Solve the following:
$\sin \left( {40} \right) + \cos \left( {50} \right) + \sin \left( {80} \right) - \cos \left( {190} \right) = ?$

Answer 1

Hint: To do this question you should have good knowledge of trigonometric formulas. Formulas are the base of trigonometry.

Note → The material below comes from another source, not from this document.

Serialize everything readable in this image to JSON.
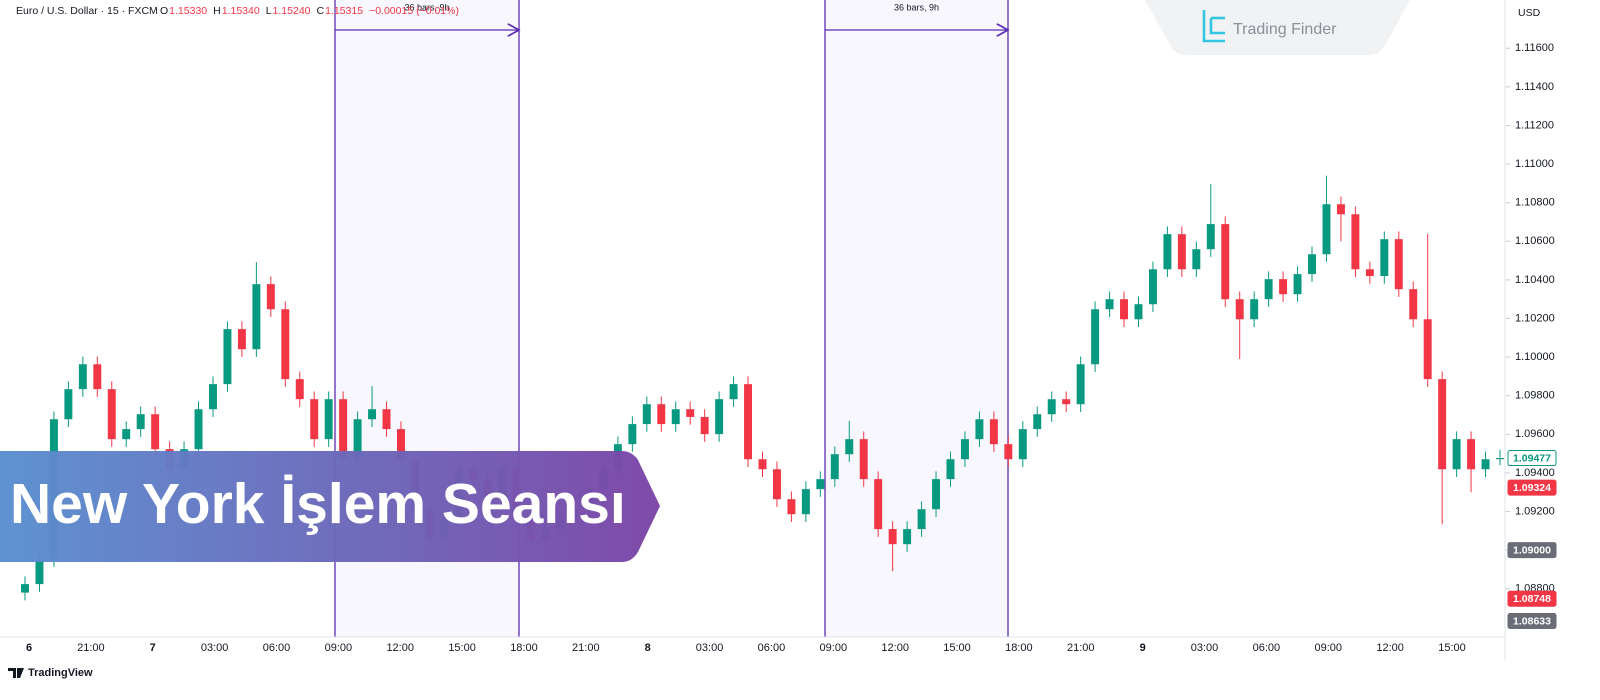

In this question we should use the formula of $\sin C + \sin D = 2\sin \dfrac{{C + D}}{2}\cos \dfrac{{C - D}}{2}$, $\cos \left( {90 - \theta } \right) = \sin \theta $ and $\cos (270 - \theta ) = - \sin \left( \theta \right)$.

Complete step by step answer:
In the above question, we have
$ \Rightarrow \sin \left( {40} \right) + \cos \left( {50} \right) + \sin \left( {80} \right) - \cos \left( {190} \right)$
We can also write $\cos \left( {50} \right) = \cos \left( {90 - 40} \right)$ and $\cos \left( {190} \right) = \cos \left( {270 - 80} \right)$.
Now,
 $ \Rightarrow \sin \left( {40} \right) + \cos \left( {90 - 40} \right) + \sin \left( {80} \right) - \cos \left( {270 - 80} \right)$
We know that $\cos \left( {90 - \theta } \right) = \sin \theta $ and also $\cos (270 - \theta ) = - \sin \left( \theta \right)$.
$ \Rightarrow \sin \left( {40} \right) + \sin \left( {40} \right) + \sin \left( {80} \right) + \sin \left( {80} \right)$
Now we will add the terms having the same angle of sine function.
$ \Rightarrow 2\sin \left( {40} \right) + 2\sin \left( {80} \right)$
Taking two common out from the equation
$ \Rightarrow 2\left( {\sin \left( {40} \right) + \sin \left( {80} \right)} \right)$
Now we will use the identity $\sin C + \sin D = 2\sin \dfrac{{C + D}}{2}\cos \dfrac{{C - D}}{2}$ in the above equation.
$ \Rightarrow 2\left( {2\sin \dfrac{{80 + 40}}{2}\cos \dfrac{{80 - 40}}{2}} \right)$
$ \Rightarrow 2\left( {2\sin \dfrac{{120}}{2}\cos \dfrac{{40}}{2}} \right)$
$ \Rightarrow 4\sin 60\cos 20$
On simplification, we get
$ \Rightarrow 2\sqrt 3 \cos \left( {20} \right)$
Therefore, the value of $\sin \left( {40} \right) + \cos \left( {50} \right) + \sin \left( {80} \right) - \cos \left( {190} \right) = \,2\sqrt 3 \cos \left( {20} \right)$.

Note:
There is one more method to answer this question. in that method we will write $\cos \left( {190} \right) = \cos \left( {180 + 10} \right)$ and on further calculation we will write it as $\cos \left( {10} \right) = \cos \left( {90 - 80} \right)$ and it will convert into sine function and then we will get to the final result which will also in the form of sine function.